French playwright, composer and painter

Amédée de Beauplan (11 July 1790 – 24 December 1853) was a 19th-century French playwright, composer and painter. Amédée de Beauplan was in fact used as a nom-de-plume by Amédée Rousseau.

Much of his family (including his father), close to queen Marie Antoinette's entourage, was executed during the French Revolution.

He composed hit songs, including Le Pardon and Dormez, mes chères amours, and the famous Leçon de valse du petit François (1834) sung in cabarets for over a century (in particular by George Chepfer), and two opéras comiques: L'Amazone, after Scribe, Delestre-Poirson and Mélesville (1830) and Le Mari au bal (1845).
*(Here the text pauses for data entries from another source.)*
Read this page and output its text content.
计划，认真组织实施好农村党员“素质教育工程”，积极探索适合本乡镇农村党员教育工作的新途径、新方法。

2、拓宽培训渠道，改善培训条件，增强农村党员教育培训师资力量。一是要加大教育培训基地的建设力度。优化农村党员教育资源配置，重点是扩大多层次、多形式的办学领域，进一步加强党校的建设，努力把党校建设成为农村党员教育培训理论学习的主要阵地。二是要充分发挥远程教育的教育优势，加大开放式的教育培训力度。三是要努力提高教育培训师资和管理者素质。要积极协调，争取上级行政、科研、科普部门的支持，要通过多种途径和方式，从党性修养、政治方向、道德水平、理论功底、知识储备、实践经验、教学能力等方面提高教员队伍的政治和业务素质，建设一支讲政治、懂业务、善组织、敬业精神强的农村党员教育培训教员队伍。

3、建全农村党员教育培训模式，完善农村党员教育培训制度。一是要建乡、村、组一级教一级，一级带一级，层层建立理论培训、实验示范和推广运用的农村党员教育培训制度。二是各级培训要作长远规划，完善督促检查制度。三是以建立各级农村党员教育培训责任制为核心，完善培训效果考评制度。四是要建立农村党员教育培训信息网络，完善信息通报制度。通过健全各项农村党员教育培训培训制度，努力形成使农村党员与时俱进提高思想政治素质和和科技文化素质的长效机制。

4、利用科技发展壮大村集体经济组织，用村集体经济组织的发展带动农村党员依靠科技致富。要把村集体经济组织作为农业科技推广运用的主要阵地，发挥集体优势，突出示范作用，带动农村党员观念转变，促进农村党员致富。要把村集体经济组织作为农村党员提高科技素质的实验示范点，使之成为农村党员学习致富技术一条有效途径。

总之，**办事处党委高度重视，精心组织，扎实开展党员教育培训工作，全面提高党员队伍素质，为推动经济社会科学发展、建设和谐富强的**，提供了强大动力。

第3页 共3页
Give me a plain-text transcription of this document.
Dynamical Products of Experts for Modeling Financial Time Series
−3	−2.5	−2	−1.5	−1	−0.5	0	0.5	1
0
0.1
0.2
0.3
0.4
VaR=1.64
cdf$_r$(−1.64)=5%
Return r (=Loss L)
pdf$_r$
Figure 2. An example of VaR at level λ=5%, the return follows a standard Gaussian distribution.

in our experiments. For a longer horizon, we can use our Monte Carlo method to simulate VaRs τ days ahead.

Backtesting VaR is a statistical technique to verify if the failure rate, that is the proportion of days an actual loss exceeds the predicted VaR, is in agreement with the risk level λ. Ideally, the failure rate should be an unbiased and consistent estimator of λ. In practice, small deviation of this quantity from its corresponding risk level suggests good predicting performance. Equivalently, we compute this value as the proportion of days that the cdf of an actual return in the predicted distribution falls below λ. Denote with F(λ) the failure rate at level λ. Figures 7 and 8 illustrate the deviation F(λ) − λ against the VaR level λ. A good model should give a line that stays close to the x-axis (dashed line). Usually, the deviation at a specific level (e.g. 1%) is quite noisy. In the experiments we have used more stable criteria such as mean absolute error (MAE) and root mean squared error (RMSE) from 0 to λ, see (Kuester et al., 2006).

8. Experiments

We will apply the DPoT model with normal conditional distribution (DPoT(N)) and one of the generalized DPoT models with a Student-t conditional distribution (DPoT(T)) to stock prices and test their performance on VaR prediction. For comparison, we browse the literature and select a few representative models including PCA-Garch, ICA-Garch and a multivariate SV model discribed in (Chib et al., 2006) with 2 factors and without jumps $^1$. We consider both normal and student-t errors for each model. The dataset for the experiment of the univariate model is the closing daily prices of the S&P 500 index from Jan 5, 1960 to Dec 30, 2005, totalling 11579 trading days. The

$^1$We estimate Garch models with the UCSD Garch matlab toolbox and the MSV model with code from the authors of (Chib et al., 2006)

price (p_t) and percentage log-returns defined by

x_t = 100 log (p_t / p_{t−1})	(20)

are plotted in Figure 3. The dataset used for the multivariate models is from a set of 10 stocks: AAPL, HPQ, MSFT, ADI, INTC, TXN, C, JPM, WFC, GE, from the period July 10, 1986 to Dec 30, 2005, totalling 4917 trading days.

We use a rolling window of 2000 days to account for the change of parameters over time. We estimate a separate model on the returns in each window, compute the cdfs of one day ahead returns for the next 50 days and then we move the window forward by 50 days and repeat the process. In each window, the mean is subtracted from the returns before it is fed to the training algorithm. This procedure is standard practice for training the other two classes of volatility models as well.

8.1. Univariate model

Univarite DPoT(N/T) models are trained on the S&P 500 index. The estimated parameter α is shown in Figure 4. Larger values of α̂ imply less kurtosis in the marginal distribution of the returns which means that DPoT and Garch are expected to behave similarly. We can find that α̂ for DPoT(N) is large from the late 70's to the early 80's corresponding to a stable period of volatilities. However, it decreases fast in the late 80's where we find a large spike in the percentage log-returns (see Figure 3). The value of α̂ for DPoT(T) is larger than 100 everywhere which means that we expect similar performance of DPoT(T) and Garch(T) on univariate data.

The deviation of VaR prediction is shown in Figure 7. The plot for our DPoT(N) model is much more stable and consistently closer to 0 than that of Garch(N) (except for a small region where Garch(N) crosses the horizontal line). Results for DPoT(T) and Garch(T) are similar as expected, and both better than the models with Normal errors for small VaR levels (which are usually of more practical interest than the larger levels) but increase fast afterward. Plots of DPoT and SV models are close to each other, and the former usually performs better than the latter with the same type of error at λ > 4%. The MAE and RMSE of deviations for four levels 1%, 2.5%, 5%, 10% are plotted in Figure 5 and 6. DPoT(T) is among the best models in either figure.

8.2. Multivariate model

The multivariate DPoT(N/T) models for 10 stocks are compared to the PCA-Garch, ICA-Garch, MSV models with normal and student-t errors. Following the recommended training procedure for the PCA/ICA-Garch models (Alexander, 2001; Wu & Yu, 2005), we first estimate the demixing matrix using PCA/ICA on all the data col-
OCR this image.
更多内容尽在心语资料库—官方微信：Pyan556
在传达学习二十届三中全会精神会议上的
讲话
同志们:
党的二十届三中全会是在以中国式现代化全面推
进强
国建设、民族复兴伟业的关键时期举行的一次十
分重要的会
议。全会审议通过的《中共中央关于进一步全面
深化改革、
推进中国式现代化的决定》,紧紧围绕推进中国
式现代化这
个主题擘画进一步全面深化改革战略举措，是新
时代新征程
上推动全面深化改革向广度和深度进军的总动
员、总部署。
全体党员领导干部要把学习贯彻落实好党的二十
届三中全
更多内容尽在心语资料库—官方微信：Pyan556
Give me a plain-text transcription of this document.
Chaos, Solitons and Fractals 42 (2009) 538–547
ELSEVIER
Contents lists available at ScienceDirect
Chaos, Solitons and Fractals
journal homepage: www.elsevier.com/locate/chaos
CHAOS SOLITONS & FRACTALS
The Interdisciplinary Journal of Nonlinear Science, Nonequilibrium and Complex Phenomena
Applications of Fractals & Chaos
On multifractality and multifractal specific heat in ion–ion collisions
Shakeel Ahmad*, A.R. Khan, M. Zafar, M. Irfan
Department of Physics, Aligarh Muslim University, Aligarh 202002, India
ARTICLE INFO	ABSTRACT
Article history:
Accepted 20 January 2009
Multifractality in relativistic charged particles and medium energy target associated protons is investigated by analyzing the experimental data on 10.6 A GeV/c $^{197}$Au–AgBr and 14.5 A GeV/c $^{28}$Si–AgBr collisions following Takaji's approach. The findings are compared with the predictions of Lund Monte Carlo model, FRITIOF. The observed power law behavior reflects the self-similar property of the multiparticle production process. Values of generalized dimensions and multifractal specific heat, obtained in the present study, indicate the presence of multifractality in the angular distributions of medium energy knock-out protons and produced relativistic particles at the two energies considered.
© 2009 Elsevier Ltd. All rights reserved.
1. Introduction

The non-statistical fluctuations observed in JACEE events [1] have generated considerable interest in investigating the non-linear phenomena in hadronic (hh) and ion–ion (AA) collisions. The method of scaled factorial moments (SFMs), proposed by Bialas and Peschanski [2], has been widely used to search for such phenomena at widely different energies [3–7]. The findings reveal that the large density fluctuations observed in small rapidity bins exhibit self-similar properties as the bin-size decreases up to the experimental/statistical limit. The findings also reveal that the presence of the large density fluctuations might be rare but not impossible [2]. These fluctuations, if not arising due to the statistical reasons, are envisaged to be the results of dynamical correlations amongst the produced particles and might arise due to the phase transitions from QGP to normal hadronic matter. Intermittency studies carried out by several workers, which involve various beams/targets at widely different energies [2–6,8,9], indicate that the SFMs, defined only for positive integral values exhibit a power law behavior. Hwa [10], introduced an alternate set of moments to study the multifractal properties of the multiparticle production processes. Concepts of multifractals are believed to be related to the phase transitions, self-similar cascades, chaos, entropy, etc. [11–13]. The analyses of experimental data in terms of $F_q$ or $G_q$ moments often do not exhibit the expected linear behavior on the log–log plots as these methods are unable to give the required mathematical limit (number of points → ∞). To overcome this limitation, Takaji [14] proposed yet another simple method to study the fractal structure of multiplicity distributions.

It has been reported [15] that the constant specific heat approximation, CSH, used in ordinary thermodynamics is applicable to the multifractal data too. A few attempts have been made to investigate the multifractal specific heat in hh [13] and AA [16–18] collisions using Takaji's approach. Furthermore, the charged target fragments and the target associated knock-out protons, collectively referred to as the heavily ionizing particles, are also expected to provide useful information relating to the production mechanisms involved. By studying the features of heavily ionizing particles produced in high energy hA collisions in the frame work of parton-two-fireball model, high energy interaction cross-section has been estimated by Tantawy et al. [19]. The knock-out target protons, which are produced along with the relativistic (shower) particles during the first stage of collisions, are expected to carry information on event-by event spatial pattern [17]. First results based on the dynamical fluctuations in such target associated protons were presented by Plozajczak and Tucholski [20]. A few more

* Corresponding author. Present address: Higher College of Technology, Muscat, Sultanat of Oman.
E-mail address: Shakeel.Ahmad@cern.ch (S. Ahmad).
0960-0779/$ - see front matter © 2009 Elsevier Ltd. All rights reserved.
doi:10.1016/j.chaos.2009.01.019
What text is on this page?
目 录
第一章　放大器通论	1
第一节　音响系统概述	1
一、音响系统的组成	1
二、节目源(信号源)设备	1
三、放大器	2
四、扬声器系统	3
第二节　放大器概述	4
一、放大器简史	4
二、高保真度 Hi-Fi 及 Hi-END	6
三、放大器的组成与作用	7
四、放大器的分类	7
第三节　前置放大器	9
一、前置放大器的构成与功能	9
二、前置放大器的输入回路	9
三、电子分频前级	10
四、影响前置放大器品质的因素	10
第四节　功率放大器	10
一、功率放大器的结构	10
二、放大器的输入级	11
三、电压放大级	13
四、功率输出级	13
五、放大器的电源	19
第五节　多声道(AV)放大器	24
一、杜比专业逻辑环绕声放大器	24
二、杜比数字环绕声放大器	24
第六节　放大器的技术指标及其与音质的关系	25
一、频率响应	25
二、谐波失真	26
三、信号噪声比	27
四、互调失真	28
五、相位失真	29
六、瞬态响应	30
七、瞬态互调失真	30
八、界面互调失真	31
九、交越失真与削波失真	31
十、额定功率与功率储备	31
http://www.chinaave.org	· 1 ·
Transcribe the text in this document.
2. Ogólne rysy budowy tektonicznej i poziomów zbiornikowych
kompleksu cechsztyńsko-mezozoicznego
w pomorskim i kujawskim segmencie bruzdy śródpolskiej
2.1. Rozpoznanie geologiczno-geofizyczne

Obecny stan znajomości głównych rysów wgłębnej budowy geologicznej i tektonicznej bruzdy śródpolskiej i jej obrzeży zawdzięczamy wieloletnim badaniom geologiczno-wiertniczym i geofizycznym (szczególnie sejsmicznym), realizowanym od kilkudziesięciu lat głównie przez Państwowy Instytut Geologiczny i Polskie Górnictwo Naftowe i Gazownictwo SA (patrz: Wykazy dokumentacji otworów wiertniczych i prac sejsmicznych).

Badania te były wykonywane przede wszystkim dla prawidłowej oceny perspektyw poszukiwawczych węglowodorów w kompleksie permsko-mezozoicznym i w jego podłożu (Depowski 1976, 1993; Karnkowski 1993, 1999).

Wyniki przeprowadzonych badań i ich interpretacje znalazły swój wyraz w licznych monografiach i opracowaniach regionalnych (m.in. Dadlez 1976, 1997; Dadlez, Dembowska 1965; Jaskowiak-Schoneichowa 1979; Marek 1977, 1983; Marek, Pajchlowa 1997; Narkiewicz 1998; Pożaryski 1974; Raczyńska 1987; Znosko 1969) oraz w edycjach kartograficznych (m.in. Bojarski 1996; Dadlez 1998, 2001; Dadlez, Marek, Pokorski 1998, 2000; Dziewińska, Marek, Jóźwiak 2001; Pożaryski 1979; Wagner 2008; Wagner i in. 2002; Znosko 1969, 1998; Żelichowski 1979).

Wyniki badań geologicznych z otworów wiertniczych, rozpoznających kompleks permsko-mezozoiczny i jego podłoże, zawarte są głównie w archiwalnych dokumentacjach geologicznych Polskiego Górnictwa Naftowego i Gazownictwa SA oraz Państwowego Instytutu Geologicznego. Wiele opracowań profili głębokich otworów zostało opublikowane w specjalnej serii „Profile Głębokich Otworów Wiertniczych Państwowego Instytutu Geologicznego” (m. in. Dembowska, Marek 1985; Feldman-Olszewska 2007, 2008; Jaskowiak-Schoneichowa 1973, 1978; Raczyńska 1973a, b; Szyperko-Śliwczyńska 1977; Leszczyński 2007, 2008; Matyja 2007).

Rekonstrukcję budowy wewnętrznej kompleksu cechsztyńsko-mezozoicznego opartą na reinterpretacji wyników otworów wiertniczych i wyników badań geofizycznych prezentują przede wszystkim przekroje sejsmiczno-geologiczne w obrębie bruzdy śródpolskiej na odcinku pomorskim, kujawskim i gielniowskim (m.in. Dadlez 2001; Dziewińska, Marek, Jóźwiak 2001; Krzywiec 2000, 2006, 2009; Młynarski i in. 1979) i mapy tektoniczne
Dormez, mes chères amours was also utilized as the text for the aria of Monsieur Guillot in Tchaikovsky's opera Eugene Onegin. He also authored several vaudevilles, novels, fables and painted some pictures between 1833 and 1842.

He was Arthur de Beauplan's father (1823–1890), also a playwright.

==Bibliography==
- Joël-Marie Fauquet, "Beauplan, Amédée de", in Dictionnaire de la musique en France au XIXe siècle (Paris: Fayard, 2003), ISBN 2-213-59316-7.